Que o presidente Jair Bolsonaro utilizou um instrumento jurídico para um fim político (perdoar um aliado de seu governo) não restam dúvidas. Mas há mais entre o céu e a terra quando o assunto é política no Brasil. Chamou a atenção de juristas advogados atentos ao Supremo Tribunal Federal que Bolsonaro tenha concedido indulto em processo relatado por Alexandre de Moraes.
É o mesmo ministro que em 2018 concedeu um voto absolutamente favorável ao instrumento do indulto, em julgamento que analisava a validade de um ato executado pelo então presidente Michel Temer.
Na ocasião, o decreto editado por Temer beneficiaria inclusive políticos condenados por corrupção. Naquele julgamento, houve divergência entre os ministros Luís Roberto Barroso — que votou por manter os crimes de colarinho branco excluídos da concessão do benefício — e Alexandre de Moraes, que votou a a favor do decreto de Temer.
O que Alexandre de Moraes ponderou, à época, é que o indulto é prerrogativa do presidente da República e, portanto, o STF não deveria se colocar sobre outro Poder.
— Esse ato de clemência constitucional (indulto) é um ato privativo do presidente da República. Podemos gostar ou não gostar. Assim como vários parlamentares não gostam muito quando o Supremo declara inconstitucionalidade de emendas ou leis e atos normativos, função constitucional prevista para o STF — explicou.

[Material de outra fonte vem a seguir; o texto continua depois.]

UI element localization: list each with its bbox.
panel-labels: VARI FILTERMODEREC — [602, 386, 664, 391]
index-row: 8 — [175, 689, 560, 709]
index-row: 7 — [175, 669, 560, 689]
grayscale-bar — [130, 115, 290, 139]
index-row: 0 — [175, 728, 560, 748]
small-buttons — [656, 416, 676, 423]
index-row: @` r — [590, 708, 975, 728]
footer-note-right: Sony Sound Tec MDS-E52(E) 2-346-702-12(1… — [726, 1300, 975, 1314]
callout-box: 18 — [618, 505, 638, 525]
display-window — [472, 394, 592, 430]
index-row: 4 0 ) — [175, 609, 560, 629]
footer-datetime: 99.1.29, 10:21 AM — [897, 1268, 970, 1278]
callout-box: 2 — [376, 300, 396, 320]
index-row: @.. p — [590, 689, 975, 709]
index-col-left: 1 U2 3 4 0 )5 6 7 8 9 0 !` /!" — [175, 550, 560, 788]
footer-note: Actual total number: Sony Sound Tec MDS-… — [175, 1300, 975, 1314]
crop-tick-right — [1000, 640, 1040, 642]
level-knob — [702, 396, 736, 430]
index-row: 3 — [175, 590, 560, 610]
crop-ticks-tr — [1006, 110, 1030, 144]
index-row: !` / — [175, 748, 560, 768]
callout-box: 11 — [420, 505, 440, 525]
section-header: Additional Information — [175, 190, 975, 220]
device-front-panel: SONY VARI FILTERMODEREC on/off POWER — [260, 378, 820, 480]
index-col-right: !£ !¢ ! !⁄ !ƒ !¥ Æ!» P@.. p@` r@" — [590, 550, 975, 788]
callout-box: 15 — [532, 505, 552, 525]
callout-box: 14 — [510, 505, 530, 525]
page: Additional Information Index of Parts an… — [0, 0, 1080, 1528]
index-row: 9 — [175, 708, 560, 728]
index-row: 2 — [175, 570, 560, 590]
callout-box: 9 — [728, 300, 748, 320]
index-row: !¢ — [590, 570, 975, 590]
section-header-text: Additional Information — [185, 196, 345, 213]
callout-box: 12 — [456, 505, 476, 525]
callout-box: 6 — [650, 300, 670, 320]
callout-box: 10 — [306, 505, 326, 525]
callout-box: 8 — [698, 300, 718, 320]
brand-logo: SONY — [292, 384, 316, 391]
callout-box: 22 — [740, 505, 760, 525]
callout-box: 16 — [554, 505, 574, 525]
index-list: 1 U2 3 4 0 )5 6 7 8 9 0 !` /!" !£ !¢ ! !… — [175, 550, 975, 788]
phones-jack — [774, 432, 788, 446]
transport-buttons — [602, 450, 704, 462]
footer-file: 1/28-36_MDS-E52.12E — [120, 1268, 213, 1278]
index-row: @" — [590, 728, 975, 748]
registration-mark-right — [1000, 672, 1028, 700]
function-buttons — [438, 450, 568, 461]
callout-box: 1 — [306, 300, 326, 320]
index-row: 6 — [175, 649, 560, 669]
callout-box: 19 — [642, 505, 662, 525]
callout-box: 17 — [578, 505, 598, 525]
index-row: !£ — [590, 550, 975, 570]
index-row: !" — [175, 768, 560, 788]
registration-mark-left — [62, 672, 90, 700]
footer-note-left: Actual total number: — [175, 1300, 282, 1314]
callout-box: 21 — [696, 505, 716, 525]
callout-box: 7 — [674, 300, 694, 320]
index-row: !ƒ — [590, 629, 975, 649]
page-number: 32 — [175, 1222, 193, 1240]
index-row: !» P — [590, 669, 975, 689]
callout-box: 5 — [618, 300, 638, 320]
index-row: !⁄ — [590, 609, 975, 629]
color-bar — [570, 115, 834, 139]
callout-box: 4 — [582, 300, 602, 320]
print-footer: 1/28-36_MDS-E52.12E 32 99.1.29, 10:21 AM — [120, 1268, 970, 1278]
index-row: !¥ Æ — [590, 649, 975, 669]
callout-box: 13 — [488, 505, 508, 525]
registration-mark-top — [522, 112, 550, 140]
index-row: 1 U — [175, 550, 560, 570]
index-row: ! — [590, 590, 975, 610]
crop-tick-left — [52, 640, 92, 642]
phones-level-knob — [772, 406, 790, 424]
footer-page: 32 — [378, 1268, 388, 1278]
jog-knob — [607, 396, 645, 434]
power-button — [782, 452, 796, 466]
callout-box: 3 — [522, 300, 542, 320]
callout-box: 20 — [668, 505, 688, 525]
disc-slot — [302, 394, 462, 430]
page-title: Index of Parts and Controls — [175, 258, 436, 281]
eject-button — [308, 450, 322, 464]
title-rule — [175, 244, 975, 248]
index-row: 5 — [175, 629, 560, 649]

— O ato de clemência não desrespeita a separação de poderes. Não é uma ilícita ingerência do Executivo, com devido respeito às posições em contrário, na política criminal que genericamente é estabelecida pelo Poder Legislativo e concretamente pelo Poder Judiciário. Até porque indulto, seja graça ou perdão presidencial, seja individual ou coletivo, não faz parte da política criminal. É um mecanismo de exceção contra aquele que tem competência (o Presidente) entender excessos da política criminal — votou.
A aposta de advogados que acompanham o cenário em Brasília é de que Bolsonaro, ao editar o decreto a favor de Daniel Silveira, tinha (e tem) plena consciência de que o caso será, mais uma vez, judicializado. Isso porque haverá contestação do ato do chefe do Executivo. Onde? No STF. Assim sendo, os ministros serão "obrigados" a discutir se o presidente tem, ou não, prerrogativa para conceder indulto neste caso.
Nesta perspectiva, acabaria forçando Moraes a se contradizer (ou não).
É claro que este é um raciocínio curto, considerando que há outros aspectos a serem considerados sobre a validade de um indulto no caso Daniel Silveira, como por exemplo quanto à possibilidade de extensão do indulto e quanto ao momento (mesmo antes do trânsito em julgado). Contudo, a aposta é que Bolsonaro quis mesmo chutar a bola de volta na direção do STF. E, assim, botar lenha na fogueira entre os poderes mais uma vez.